Governor Murphy’s school vaccine mandate takes effect
December 10, 2021
Scientific data shows that vaccination and testing requirements, coupled with strong masking policies, are the best tools for keeping our schools and communities safe for in-person activities.
— Governor Murphy
On August 23, 2021, New Jersey Governor Phil Murphy issued an executive order, mandating that all state workers and school personnel Pre-K to Grade 12 be fully vaccinated by October 18.
Vaccine hesitancy comes from all around the board. In an interview conducted by the ABC, a health care worker named Jessica stated that she was prepared to lose her job in order to not take the vaccine. “We all have a choice [to take the vaccine]. I don’t think it should be for everybody.”
Many who work in hospitals have seen the worst of the worse, so why would they choose to abstain from the vaccine? The primary reason is that they don’t trust the vaccine due to the lack of testing and research. Despite the vaccine’s FDA approval, many believe that there has not been a sufficient amount of time to see the long-term bodily effects of the vaccine. In hospitals, workers have seen numerous patients come in due to adverse side effects stemming from the vaccine. Naturally, this has increased their skepticism and decreased vaccination rates.
One family who had previously contracted COVID-19 thought that getting the vaccine was unnecessary for them, as they already had natural immunity. Coupled with the adverse side effects, they believed that the risk of getting the vaccine outweighs the rewards, as they already have natural immunity.
Despite this, many New Jersey residents are supportive of the vaccine mandate.
Ms. Elizabeth Breen, a chemistry teacher at East, gave her approval of the vaccine mandate. “I think and hope that the mandate will bring us closer to getting back to a normal school environment at East,” she says.
Ms. Susanne Casey, an AP Physics and Infectious Diseases teacher at East also stresses the importance of getting vaccinated. “SARS-CoV-19 is an airborne, communicable disease.
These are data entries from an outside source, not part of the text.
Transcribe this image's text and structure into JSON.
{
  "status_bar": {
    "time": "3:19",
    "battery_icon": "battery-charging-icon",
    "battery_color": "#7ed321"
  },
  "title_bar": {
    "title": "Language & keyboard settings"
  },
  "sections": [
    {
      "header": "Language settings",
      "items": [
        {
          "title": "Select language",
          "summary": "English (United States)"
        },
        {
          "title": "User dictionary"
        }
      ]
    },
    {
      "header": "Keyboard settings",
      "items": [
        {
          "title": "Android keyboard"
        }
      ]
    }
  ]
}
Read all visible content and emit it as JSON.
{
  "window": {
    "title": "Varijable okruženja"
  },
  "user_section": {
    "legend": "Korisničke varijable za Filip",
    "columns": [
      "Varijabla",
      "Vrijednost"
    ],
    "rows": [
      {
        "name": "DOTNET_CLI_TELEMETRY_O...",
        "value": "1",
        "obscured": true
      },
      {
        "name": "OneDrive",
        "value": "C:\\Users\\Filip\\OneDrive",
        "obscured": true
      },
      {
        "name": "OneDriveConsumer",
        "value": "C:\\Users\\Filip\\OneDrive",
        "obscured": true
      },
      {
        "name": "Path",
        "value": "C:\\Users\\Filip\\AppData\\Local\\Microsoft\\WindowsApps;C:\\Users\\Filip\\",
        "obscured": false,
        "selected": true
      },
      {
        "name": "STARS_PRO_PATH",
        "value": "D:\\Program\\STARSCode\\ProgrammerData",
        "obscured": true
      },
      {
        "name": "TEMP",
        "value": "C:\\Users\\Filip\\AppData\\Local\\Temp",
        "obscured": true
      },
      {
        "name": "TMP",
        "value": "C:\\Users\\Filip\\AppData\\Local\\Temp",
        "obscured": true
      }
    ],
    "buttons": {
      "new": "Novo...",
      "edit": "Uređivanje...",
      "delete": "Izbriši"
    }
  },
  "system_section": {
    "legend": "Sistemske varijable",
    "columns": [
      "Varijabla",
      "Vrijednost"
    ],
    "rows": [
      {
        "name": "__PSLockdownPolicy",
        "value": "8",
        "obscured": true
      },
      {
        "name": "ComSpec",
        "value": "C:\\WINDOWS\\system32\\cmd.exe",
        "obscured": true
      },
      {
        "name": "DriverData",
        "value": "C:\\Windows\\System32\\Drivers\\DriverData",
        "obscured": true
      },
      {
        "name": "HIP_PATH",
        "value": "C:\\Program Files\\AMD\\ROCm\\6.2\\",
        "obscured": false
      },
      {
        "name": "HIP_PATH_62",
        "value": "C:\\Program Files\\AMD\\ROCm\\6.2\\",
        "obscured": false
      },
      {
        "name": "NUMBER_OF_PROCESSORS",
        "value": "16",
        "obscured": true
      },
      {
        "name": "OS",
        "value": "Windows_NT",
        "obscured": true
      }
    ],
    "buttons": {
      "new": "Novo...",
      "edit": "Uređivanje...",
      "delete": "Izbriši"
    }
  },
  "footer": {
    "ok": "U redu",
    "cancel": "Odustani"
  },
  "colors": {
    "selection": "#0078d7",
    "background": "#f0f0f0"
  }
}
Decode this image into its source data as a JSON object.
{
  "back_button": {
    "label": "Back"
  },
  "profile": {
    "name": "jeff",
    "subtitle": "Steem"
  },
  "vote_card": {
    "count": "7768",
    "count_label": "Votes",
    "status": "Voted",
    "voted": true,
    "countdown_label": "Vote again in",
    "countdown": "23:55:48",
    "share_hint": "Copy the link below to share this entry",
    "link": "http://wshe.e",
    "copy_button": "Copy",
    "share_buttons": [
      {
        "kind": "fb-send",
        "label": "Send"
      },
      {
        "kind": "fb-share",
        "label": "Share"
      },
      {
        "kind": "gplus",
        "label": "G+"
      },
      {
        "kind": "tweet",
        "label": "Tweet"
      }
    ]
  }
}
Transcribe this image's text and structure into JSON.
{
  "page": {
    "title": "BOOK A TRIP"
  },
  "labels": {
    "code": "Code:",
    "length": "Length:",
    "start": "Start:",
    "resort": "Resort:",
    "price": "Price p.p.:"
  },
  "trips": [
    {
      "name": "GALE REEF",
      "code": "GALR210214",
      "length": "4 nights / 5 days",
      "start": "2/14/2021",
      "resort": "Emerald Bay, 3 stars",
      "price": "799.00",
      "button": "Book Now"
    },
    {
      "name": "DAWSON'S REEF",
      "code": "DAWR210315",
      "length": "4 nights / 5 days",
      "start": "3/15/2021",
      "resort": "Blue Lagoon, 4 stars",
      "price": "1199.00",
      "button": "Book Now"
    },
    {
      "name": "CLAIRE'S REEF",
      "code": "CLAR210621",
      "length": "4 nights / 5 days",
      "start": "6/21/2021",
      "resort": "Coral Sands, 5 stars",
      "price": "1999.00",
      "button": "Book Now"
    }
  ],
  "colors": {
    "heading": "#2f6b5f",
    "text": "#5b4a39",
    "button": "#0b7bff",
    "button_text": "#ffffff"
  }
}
Vaccination is an important step in keeping our population safe,” she says.
The vaccine mandate issued by Governor Murphy is in an effort to convince those who are still on the fence, to go get vaccinated. “Scientific data shows that vaccination and testing requirements, coupled with strong masking policies, are the best tools for keeping our schools and communities safe for in-person activities,” said Governor Murphy.
Due to its rushed production, many were wary of the vaccine and unsure about its safety, wanting to wait until it received FDA approval. Yet even after its approval on August 23, many were still hesitant to get it. By issuing a vaccine mandate from Governor Murphy, the hope is to finally sway the small percentage of people left to get the vaccine.
With the executive order now implemented, those who fall under the umbrella of school or state workers who still haven’t received the vaccine will be subject to weekly COVID-19 tests. The executive order encompasses all state and school workers, even private and charter schools, as well as any part-time workers or volunteers that make regular visits to schools. Any state workers who work from home are expected to be vaccinated. However, testing will not begin unless the worker comes into the office.
This order also clarifies which medical conditions allow students to be exempt from wearing a mask in school. In order to be valid, the school must provide some sort of written documentation from a qualified medical professional.
Some schools in the New Jersey area have already been implementing vaccine mandates independently. For instance in Newark, all city employees must be vaccinated. There is no opt-out or testing option. Rutgers University has also implemented a similar mandate for its employees. The school announced that all workers have until December 8th to get vaccinated.
In comparison to other states, New Jersey ranks #9 in the list of partial vaccine doses. As of November 4th, about 75.4% of the population has a partial vaccine dose while about 66.5% of the population has been fully vaccinated.